We’ve been waiting for years. The suspense hasn’t stopped rising, thanks to skillfully broadcast trailers and teasers. We know the basic plot and the main protagonists, but this Wednesday is the big day. The release of the new “Star Wars” movie? No. The meeting of the American Federal Reserve Board’s Federal Open Market Committee, a historic meeting which should implement the first interest rate increase since … 2006!
This is a major event for America, the sign that the world’s largest economy has gotten back on track, seven years after the trauma of the bankruptcy of Lehman Brothers. For the last seven years, its chairs Ben Bernanke and Janet Yellen have used all the weapons imaginable to repel the ghost of the Great Recession and the forces of deflation: a zero-rate policy that no one imagined would last for so long; exceptional measures to support Wall Street banks; and three huge incidences of quantitative easing — the “money machine,” in financiers’ jargon. The results are clear to see. American growth has resumed at a rate of 2 to 3 percent, and the country is almost at full employment. The time has come for the central bank to lay down its weapons, come back “normal” and initiate a cycle of monetary tightening. For months, its members have been weighing the pros and cons and trying to get investors used to this change of course. A decision has never been so meticulously prepared.
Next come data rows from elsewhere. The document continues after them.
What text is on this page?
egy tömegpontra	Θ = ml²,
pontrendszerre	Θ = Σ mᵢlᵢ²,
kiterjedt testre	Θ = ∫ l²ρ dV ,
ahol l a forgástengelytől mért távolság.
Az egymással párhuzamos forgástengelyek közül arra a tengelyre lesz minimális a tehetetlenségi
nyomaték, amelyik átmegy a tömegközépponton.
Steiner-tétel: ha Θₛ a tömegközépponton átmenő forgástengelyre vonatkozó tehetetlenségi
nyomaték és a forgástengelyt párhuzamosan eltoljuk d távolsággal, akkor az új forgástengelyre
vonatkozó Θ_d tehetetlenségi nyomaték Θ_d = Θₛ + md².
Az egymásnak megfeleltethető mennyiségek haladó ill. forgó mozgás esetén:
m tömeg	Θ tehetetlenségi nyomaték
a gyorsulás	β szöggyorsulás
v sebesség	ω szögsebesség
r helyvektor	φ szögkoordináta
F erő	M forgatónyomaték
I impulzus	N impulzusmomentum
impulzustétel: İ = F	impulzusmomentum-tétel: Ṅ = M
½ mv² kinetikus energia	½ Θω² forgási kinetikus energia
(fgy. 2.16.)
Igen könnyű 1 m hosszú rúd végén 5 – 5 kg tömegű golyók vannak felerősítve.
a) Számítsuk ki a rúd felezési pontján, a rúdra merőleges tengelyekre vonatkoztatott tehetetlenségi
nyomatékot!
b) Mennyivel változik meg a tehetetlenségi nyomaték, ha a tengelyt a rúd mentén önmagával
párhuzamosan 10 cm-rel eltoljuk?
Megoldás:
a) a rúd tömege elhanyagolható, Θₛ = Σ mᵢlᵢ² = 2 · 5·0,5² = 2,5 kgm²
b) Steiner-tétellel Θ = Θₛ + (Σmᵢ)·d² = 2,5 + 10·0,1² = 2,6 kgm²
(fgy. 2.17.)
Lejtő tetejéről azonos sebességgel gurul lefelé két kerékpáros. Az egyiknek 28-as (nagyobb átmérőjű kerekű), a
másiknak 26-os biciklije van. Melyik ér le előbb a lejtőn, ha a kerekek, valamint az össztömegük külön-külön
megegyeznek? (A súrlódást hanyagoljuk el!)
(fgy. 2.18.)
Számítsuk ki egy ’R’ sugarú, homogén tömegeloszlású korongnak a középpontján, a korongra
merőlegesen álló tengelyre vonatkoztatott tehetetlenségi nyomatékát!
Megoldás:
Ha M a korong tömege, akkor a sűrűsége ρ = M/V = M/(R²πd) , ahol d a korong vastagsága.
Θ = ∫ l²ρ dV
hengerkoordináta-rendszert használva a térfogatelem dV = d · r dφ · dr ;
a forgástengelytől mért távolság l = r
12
And yet when the time comes to act, Janet Yellen will no doubt be thinking about the risks incurred by making such a decision. The risks of halting a recovery that some believe is still too fragile, at a time when China and the emerging nations are showing signs of weakness. The risks of provoking new tremors in the markets, especially debt markets boosted by massive liquidity. The risks of starting a new currency war. Because when the Fed wakes up, the whole financial galaxy will be in turmoil.
Yellen, however, must not waver. If she doesn’t act now she will have no room to maneuver in the future if the American economy takes another tumble. She will run the risk of chasing after inflation if wage pressures increase in the next few months. She will end up muddying the waters for investors, slightly inflating financial bubbles that are seeking only to burst. Janet Yellen can no longer back away from the decision. She must raise her rates and prudently prepare the ground for new gestures next year. May the force be with her!